Glenway gave me some flame boxelder awhile back I've been waiting for it to dry to keep it for cracking as it was drying I painted bees wax on the end grain well I must've got it too thick as the wood Spalted as it dried it looks great to me so now I'm stabilizing it as I've turned this wood before and it is soft wood stabilizing it makes it rock hard and it makes a great sounding call here's some pictures of a squirrel call I made out of this wood and some blanks tell me what you think


----------



## knapper (Feb 5, 2010)

That is pretty wood you have there.


----------



## youngdon (Mar 10, 2010)

Those calls look great pokey. The blanks will likely be just as awesome when you get done with them.


----------



## pokeyjeeper (Sep 5, 2013)

Thank you guys the call is finished with ca and that blank had a big knot in it that was cracked it’s a learning curve but fun


----------



## catcapper (Feb 11, 2010)

Nice look'in call.

Boxelder is a Maple--- that's why its so hard after it dries.

I sent PW some Juniper blanks quit awhile ago--- wonder if he ever turned any calls from it.

awprint:


----------



## glenway (Mar 27, 2011)

I can see the stabilized difference in the finish with the CA. I can give you details on an owl hooters layout if you'd like. The one I have is plastic and a bit small to imitate the great horned owl's deep tone, but the hole set up works. I'll get a picture of it. No reeds necessary.


----------



## SWAMPBUCK10PT (Apr 5, 2010)

*Real** Nice Buddy very nice------I'll take one in your cottontail Supreme :hunter4:** :hunter4:*


----------



## pokeyjeeper (Sep 5, 2013)

glenway said:


> I can see the stabilized difference in the finish with the CA. I can give you details on an owl hooters layout if you'd like. The one I have is plastic and a bit small to imitate the great horned owl's deep tone, but the hole set up works.
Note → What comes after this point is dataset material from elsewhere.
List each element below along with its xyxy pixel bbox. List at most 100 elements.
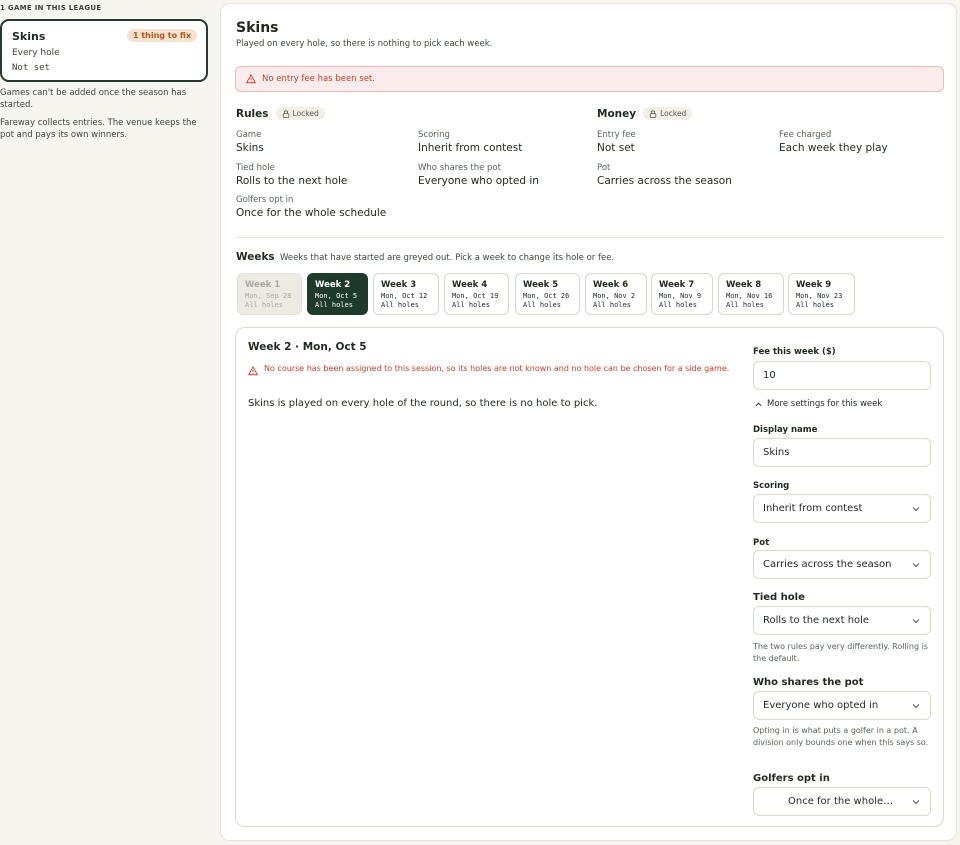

I'll get a picture of it. No reeds necessary.


Yes Glenway I would be interested


----------



## glenway (Mar 27, 2011)

Here are the dimensions: Overall length is 6 in.; Inside diameter is 1.625;

There is a half-inch tube running perpendicular to the main body. That's the mouthpiece with one end plugged.

There are also 2 holes (not counting the ends of the tube) and you can see them in the picture. That's where air escapes. One opposite the mouthpiece measures .625 and the other one, also seen, at about a 90 degrees from the .625 hole is the other one and it is .250 in.

The ends are plugged by the operator's palms, so I see no reason why they couldn't be permanently blocked.

Again, Pokey, this one works fine but it doesn't get out like a real owl. Guessing the sound chamber must be larger.

I have another design that uses a can with a hole drilled into the side and a mouthpiece like a copper tube soldered to the can so when blowing the air goes over the only hole. Again, it works fine, too, but I used a can that was a bit too small.


----------



## pokeyjeeper (Sep 5, 2013)

Wow Glenway I would have to see that I person looks interesting


----------



## glenway (Mar 27, 2011)

I'm wondering why it cannot be made in more of a square design, so that any big boring operation can be eliminated. Simply 4 sides and 2 end caps. I'm still in the market if you can make it work. Lots of time before spring turkey season. Could be a "hoot."


----------